Infrastructure costs decreased by 42% compared to the previous year, while compute capacity expanded significantly. The auto-scaling configuration now handles peak loads exceeding 80,000 concurrent users without performance degradation. Database query performance improved by 92%, with 99th percentile transaction processing times under 500 milliseconds.

Development velocity increased dramatically with the new CI/CD pipeline. Deployment frequency rose from bi-weekly releases to an average of 15 daily deployments, with rollback capability consistently achieving recovery within 45 seconds. The microservices architecture enabled teams to deploy independently, reducing cross-team coordination overhead by 60%.

Metrics

Infrastructure cost reduction: 42%
System availability: 99.98%
API response time improvement: 85%
Deployment frequency: 15/day (up from 1/2 weeks)
Database performance: 92% faster queries
Mean time to recovery: 3.2 minutes
User capacity: 80,000 concurrent (up from 50,000)
Security compliance: Achieved SOC 2 Type II

Lessons Learned

Several key insights emerged during this complex migration. First, investing in comprehensive observability early pays dividends throughout the project. Our implementation of distributed tracing with X-Ray and custom CloudWatch dashboards enabled rapid debugging when issues arose during the dual-running phase.

Second, the importance of maintaining psychological safety within legacy system teams became evident. Including original developers in the migration process, rather than treating the legacy systems as purely technical debt to be eliminated, preserved institutional knowledge that proved invaluable for edge case scenarios.

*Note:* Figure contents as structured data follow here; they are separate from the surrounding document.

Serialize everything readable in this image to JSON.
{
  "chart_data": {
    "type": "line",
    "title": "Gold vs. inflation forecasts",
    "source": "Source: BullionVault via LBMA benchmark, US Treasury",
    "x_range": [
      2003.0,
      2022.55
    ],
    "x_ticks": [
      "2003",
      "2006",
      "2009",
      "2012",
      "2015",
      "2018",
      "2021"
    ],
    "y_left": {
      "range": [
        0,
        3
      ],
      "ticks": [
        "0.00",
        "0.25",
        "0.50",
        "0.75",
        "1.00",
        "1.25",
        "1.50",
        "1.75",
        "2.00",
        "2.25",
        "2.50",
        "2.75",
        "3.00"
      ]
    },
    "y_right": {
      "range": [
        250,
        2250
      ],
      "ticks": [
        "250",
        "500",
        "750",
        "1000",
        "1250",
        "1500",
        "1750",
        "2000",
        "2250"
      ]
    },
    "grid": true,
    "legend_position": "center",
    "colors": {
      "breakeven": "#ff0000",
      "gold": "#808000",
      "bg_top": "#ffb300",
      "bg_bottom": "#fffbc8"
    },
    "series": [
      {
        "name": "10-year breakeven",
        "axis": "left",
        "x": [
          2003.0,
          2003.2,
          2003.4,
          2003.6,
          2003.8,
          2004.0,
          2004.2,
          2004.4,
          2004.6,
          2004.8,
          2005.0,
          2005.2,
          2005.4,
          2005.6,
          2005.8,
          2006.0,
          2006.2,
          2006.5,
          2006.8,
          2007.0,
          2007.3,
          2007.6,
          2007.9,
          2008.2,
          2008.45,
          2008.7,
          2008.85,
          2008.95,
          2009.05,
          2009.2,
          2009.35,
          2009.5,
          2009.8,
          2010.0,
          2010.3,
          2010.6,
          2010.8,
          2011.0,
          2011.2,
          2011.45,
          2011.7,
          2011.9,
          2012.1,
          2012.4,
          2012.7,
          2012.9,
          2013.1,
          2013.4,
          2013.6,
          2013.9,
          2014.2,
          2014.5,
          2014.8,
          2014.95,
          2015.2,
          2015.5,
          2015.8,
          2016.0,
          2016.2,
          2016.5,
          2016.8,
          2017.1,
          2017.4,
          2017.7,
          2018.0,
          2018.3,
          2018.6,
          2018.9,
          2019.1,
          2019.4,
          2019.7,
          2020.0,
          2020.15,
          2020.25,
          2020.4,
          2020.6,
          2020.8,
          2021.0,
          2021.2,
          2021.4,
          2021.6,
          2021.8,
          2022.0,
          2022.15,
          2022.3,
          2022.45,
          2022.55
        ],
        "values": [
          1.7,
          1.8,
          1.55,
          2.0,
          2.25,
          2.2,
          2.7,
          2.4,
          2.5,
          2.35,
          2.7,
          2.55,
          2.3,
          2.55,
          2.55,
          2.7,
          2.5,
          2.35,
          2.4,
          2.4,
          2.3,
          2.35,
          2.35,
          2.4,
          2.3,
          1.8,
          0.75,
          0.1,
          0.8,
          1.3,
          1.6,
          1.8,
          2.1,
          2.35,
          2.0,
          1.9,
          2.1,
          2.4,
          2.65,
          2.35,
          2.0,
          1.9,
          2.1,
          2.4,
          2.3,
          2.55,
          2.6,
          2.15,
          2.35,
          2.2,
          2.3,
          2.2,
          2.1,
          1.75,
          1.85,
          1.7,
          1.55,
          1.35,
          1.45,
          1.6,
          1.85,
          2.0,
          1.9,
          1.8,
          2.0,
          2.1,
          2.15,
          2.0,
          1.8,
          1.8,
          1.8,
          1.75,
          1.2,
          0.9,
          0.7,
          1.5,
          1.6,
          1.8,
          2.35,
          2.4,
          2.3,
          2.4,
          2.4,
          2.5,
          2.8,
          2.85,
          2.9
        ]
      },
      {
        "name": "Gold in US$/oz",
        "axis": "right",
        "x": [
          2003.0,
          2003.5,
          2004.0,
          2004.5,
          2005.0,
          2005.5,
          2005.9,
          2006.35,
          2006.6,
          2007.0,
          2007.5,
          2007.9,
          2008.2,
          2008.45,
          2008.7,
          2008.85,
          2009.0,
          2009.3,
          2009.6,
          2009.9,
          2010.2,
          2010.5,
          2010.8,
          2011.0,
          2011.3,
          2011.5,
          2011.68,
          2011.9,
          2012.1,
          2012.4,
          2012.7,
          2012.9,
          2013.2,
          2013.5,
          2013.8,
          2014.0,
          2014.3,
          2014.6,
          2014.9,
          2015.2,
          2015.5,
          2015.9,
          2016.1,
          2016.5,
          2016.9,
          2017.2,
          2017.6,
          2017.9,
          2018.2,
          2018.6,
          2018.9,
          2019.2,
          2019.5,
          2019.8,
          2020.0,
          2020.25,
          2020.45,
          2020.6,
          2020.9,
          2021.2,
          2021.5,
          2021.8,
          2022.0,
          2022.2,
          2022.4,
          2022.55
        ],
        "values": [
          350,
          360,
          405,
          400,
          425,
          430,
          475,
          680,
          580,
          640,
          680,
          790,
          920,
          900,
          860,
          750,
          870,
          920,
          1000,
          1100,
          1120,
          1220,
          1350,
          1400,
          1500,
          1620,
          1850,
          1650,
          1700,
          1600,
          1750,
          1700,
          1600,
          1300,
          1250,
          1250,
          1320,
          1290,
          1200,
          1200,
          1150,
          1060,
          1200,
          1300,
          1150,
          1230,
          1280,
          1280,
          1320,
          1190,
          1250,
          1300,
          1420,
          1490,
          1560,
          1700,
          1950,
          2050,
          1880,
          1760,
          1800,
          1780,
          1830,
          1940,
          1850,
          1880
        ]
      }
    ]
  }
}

Third, regulatory compliance cannot be retrofitted into cloud architectures. Early engagement with compliance stakeholders and iterative validation against requirements prevented costly rework in later phases. The automated compliance checking within our deployment pipeline now serves as a template for future projects.

Finally, the technical debt accumulated during hasty initial migrations can compound over time. Building in refactoring time during the migration process, rather than treating it as purely a lift-and-shift operation, resulted in cleaner, more maintainable systems that will serve the client well beyond the initial project scope.